Flatulus, not one terribly comfortable with idioms, looked at his arms to check if light was emanating from within him.
"No. Your giant dick. It's dangling around in front of us." said Allison.
Flatulus quickly turned around, exposing his equally impressive but slightly less titillating ass. He pulled at the wool and tried to ignore the tiny lightning bolts his actions caused. When all was free he let it drape around him, then turned around.
Gods don't blush very often. It is not generally required. It is hard to be embarrassed when every being you meet is in awe of you.
Flatulus blushed quite a bit for a god, and saw no reason to stop now.
"I should go!" he said, and hurried to the door.
"You will not." said Susan. Allison chimed in with her agreement.
"Stay the night," said Allison. "You'll catch your death out there."
Flatulus relented, and sat back down.
"Will you check with your sisters?" he said, "I would very much like everyone to be sure it is acceptable."
Allison walked to the stairs and shouted, "Girls, quick house meeting."
One by one girls stumbled down the stairs, took a look at Flatulus, and then straightened up and wished they had worn makeup and good underwear.

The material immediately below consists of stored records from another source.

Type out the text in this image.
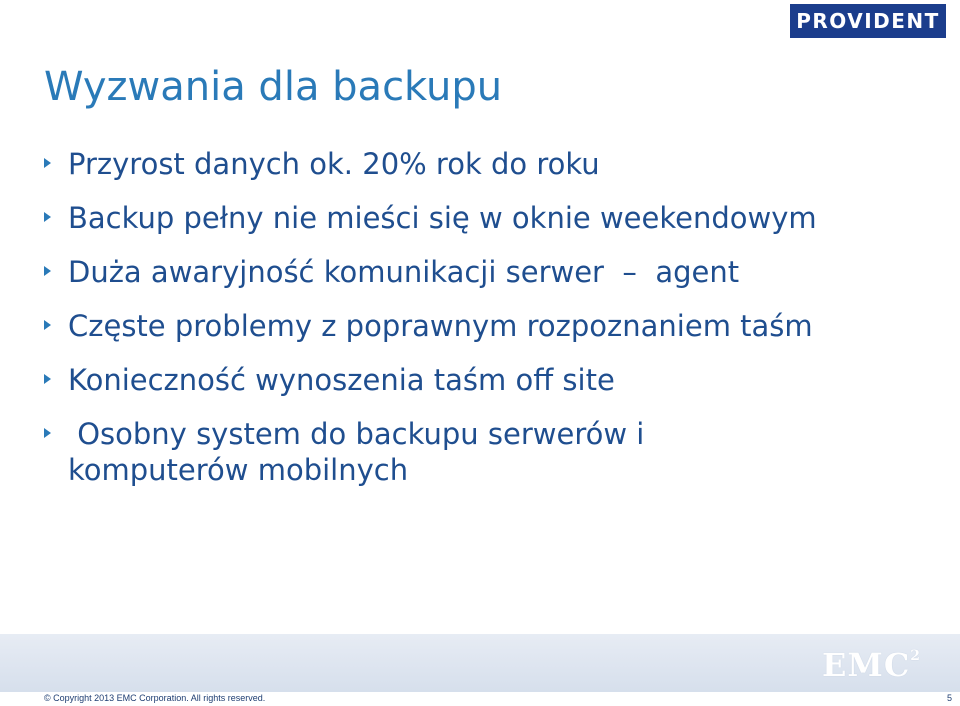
PROVIDENT
Wyzwania dla backupu
Przyrost danych ok. 20% rok do roku
Backup pełny nie mieści się w oknie weekendowym
Duża awaryjność komunikacji serwer  –  agent
Częste problemy z poprawnym rozpoznaniem taśm
Konieczność wynoszenia taśm off site
Osobny system do backupu serwerów i komputerów mobilnych
EMC$^2$
© Copyright 2013 EMC Corporation. All rights reserved.	5
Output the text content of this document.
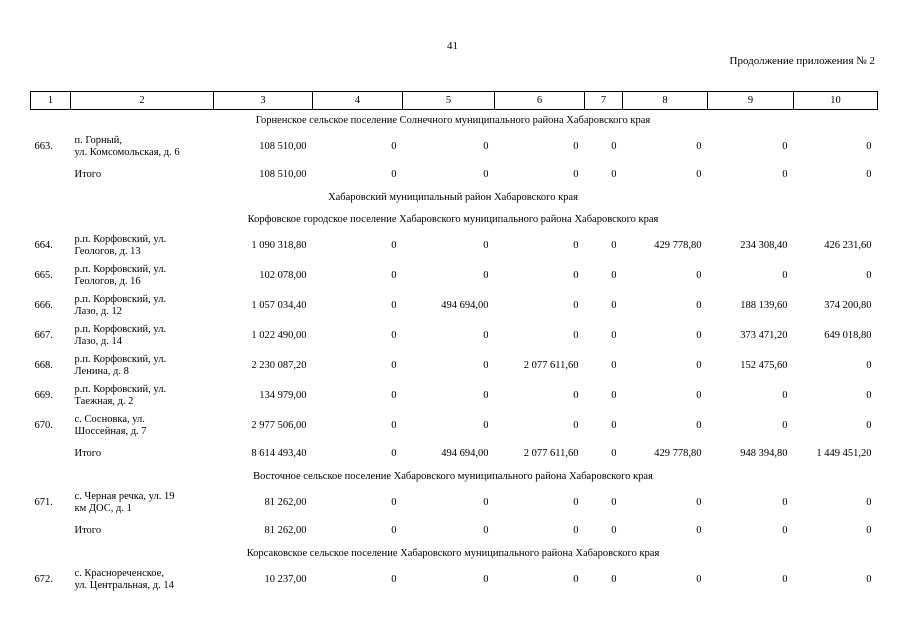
41
Продолжение приложения № 2
1	2	3	4	5	6	7	8	9	10
Горненское сельское поселение Солнечного муниципального района Хабаровского края									
663.	п. Горный,
ул. Комсомольская, д. 6	108 510,00	0	0	0	0	0	0	0
	Итого	108 510,00	0	0	0	0	0	0	0
Хабаровский муниципальный район Хабаровского края									
Корфовское городское поселение Хабаровского муниципального района Хабаровского края									
664.	р.п. Корфовский, ул.
Геологов, д. 13	1 090 318,80	0	0	0	0	429 778,80	234 308,40	426 231,60
665.	р.п. Корфовский, ул.
Геологов, д. 16	102 078,00	0	0	0	0	0	0	0
666.	р.п. Корфовский, ул.
Лазо, д. 12	1 057 034,40	0	494 694,00	0	0	0	188 139,60	374 200,80
667.	р.п. Корфовский, ул.
Лазо, д. 14	1 022 490,00	0	0	0	0	0	373 471,20	649 018,80
668.	р.п. Корфовский, ул.
Ленина, д. 8	2 230 087,20	0	0	2 077 611,60	0	0	152 475,60	0
669.	р.п. Корфовский, ул.
Таежная, д. 2	134 979,00	0	0	0	0	0	0	0
670.	с. Сосновка, ул.
Шоссейная, д. 7	2 977 506,00	0	0	0	0	0	0	0
	Итого	8 614 493,40	0	494 694,00	2 077 611,60	0	429 778,80	948 394,80	1 449 451,20
Восточное сельское поселение Хабаровского муниципального района Хабаровского края									
671.	с. Черная речка, ул. 19
км ДОС, д. 1	81 262,00	0	0	0	0	0	0	0
	Итого	81 262,00	0	0	0	0	0	0	0
Корсаковское сельское поселение Хабаровского муниципального района Хабаровского края									
672.	с. Краснореченское,
ул. Центральная, д. 14	10 237,00	0	0	0	0	0	0	0
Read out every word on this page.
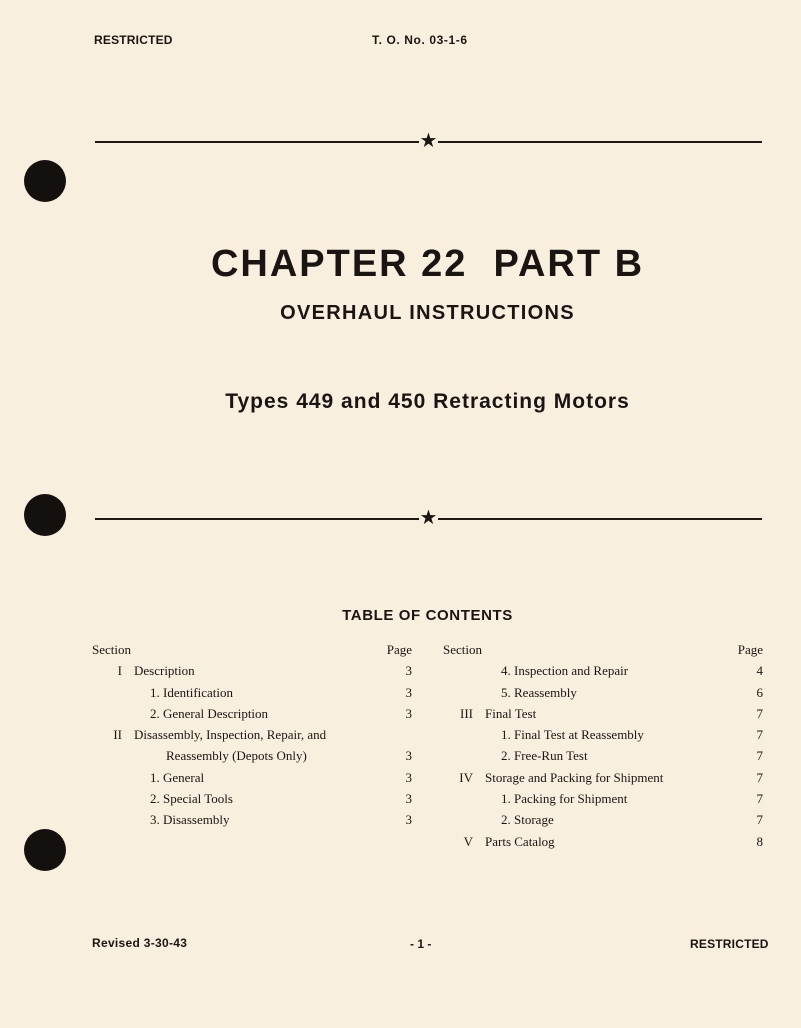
RESTRICTED	T. O. No. 03-1-6
★
CHAPTER 22 PART B
OVERHAUL INSTRUCTIONS
Types 449 and 450 Retracting Motors
★
TABLE OF CONTENTS
Section	Page
I Description	3
1. Identification	3
2. General Description	3
II Disassembly, Inspection, Repair, and
Reassembly (Depots Only)	3
1. General	3
2. Special Tools	3
3. Disassembly	3
Section	Page
4. Inspection and Repair	4
5. Reassembly	6
III Final Test	7
1. Final Test at Reassembly	7
2. Free-Run Test	7
IV Storage and Packing for Shipment	7
1. Packing for Shipment	7
2. Storage	7
V Parts Catalog	8
Revised 3-30-43	- 1 -	RESTRICTED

When all twelve had gathered in the living room Susan made her plea.
"This is Elmer. He was getting hazed by the Alphas. They sent him out in the snow wearing this!" she said, waving her hand at him for emphasis. "They didn't even let him wear underwear."
At this every girl tilted their head sideways, trying to make out what might be happening in the shadows of Flatulus' toga.
"So, quick vote. Who is OK with him staying the night? He'll be on the couch, and on his best behavior."
One hand went up. Then another, and another, until shortly all arms were raised.
"Great!" said Susan. "Elmer, you can officially crash on the couch."
"Do you know what this calls for?" said Susan.
The girls, with a single voice, screamed "Movie Night!".
There was a buzz of activity, with Flatulus at the center. In short order he had a second blanket, a pair of pink slippers donated by a very tall girl, and a bowl of white crunchiness that left one almost, but not quite, sated. And quite thirsty.
The girls materialized on the floor, and couch, some with blankets, some with bean bag chairs. On the screen was someone named Gosling, whom all the women seemed quite interested in. Flatulus, who had the ultimate classical education, kept waiting for Gosling to actually turn into a goose and ravish someone. But this was, apparently, not that kind of movie.
About halfway into the movie he noticed that everyone was holding some sort of mirror in their hands. Susan, who was sitting next to him, had pictures of young men on hers. She'd look for a second or so, then push them to the side. Another young man would appear in his place. Occasionally, if one struck her fancy (or the opposite), she would show it to another girl and giggle. Then she would push him and the process would continue.
"What is that?" Flaulus asked.
"This is tinder." Susan said. She saw Flatulus blank look. "It's a dating app."
There were a lot of questions Flatulus wanted to ask, but he suspected that if he asked too many they would figure out that he was not a lost college student. He was not sure that they would get terribly close to the truth, but losing their trust was not something he particularly wanted to do.